Advertisement

Running an uphill race

Share via

Paul Clinton

Edie Bukewihge’s campaign for governor has spent much more time in

other small towns dotting the state than in her hometown of Newport

Beach.

Bukewihge, who has never sought public office until now, is convinced

she can win. This confidence, she says, comes from the response she has

received traveling the state to rural gas stations, diners and other

off-the-beaten-track places to talk to the common folk.

She’s talked to truck drivers, supermarket cashiers and other

blue-collar workers pounding out their days for low wages.

Bukewihge, one of eight Republican challengers to Democratic Gov. Gray

Davis, calls herself a Populist. Her political role model isn’t Thomas

Jefferson or Franklin D. Roosevelt. It’s Ronald Reagan.

“Seventy percent of this state is never heard,” Bukewihge said. “The

way I look at it, I want to be a Reaganette. I see Reagan as a human

being who realized that power was corrupt and if you didn’t have a heart,

you were sunk.”

Despite her confidence, Bukewihge is clearly a longshot in a race for

the Republican nomination. Voters in the state’s closed primary will

decide who will represent the GOP on March 5.

The three front-running candidates seeking the party’s nomination are

former Los Angeles Mayor Richard Riordan, Secretary of State Bill Jones

and businessman Bill Simon.

As a political novice, Bukewihge has an uphill climb, said

Irvine-based political consultant Eileen Padberg.

“Her chances are slim,” Padberg said. “She’s either naive or just

wants to see her name on the ballot.”

Either way, the 51-year-old Bukewihge isn’t daunted.

She has lived in Newport Beach since 1991. She owned a Mariner’s Mile

flower shop for five years, before selling it in 1997.

Growing up in San Antonio in the 1950s, Bukewihge was an Air Force

brat, living with her father at Lackland Air Force Base.

When her parents divorced, she moved to San Francisco with her mother,

then to Central Los Angeles.

Bukewihge met and married her husband, Bill, a mechanic and engineer

who worked in the Newport Beach marine industry. She has a 31-year-old

son named Charles.

Bukewihge is pitching herself as an outspoken race crusader who

supports optional prayer in schools and a ban on the teaching of themes

involving homosexuality in schools.

“Politics has always been something I have adored because of the

history [of the U.S.],” Bukewihge said. “People don’t want to understand

the history, because then you don’t understand why we’re [a] racist

[society].”

Bukewihge said has been shunned by the Orange County Republican Party.

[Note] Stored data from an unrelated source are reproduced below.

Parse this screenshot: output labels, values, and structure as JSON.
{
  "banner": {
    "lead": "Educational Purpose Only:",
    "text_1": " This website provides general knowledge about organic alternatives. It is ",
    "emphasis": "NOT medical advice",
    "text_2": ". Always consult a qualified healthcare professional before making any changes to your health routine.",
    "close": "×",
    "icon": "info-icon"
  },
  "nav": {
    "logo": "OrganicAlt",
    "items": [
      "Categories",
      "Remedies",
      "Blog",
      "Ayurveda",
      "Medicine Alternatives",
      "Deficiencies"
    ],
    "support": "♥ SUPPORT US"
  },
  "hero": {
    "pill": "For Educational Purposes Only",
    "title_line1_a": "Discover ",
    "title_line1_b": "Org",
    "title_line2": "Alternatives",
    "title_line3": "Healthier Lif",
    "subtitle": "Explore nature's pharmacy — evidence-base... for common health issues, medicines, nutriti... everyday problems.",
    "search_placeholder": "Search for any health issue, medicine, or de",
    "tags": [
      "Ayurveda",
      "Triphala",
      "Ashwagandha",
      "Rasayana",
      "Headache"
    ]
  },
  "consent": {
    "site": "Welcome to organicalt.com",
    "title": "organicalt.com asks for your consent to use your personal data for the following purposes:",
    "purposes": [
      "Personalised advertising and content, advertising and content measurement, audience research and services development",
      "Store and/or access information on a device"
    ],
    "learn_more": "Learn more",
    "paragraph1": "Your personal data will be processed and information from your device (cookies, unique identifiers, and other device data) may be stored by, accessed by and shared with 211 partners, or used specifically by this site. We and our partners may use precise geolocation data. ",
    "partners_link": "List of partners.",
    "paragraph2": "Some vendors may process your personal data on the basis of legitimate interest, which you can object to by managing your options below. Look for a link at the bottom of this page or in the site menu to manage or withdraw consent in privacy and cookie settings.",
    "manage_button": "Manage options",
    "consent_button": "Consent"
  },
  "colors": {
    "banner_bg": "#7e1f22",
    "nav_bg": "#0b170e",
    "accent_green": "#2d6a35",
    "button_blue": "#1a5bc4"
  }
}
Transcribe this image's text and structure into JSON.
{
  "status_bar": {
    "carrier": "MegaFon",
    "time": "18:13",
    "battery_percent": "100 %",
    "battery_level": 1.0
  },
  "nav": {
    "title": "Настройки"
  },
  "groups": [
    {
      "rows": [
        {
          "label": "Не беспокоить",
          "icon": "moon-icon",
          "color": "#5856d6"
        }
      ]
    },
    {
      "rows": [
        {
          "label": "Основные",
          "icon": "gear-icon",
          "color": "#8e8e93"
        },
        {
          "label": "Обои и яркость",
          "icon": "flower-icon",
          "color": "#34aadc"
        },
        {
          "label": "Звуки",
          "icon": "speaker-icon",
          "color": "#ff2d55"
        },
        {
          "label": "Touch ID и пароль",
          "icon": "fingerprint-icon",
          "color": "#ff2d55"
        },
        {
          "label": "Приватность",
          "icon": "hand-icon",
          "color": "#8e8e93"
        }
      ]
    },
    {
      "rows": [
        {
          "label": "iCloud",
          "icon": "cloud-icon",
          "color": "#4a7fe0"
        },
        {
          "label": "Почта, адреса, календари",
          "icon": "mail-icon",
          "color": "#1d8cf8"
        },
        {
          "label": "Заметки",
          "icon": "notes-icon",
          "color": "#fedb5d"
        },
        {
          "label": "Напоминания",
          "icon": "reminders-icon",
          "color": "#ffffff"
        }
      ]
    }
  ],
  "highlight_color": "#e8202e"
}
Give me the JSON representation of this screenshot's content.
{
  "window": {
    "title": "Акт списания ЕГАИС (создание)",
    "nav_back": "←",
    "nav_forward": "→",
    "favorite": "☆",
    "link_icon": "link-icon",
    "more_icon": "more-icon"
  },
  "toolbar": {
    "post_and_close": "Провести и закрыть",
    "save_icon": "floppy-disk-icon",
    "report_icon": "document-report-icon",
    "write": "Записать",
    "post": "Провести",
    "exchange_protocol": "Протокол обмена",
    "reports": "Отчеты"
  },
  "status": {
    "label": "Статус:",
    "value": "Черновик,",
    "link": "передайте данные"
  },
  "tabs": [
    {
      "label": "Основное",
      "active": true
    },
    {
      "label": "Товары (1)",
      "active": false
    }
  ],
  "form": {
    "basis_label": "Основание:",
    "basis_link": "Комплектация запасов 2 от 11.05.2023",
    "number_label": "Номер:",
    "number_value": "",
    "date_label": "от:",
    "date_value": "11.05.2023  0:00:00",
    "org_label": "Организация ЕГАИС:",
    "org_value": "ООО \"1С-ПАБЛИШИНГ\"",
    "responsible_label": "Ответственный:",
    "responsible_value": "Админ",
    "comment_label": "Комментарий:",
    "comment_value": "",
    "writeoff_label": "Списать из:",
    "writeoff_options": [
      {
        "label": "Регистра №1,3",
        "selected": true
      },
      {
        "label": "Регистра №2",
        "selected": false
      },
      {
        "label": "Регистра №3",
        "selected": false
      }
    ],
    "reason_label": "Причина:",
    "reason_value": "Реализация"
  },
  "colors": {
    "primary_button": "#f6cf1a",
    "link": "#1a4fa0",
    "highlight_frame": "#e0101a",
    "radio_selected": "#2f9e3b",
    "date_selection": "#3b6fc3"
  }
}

She has not been invited to several candidate forums and says she has not

raised much money.

She also criticized Davis for an energy policy that has led the state

into millions of dollars in new debt.

In particular, Bukewihge criticizes the energy deals Davis made last

summer to help the state out of the power crunch.

“These were games he played with powerful men that could get him

elected to the presidency,” she said.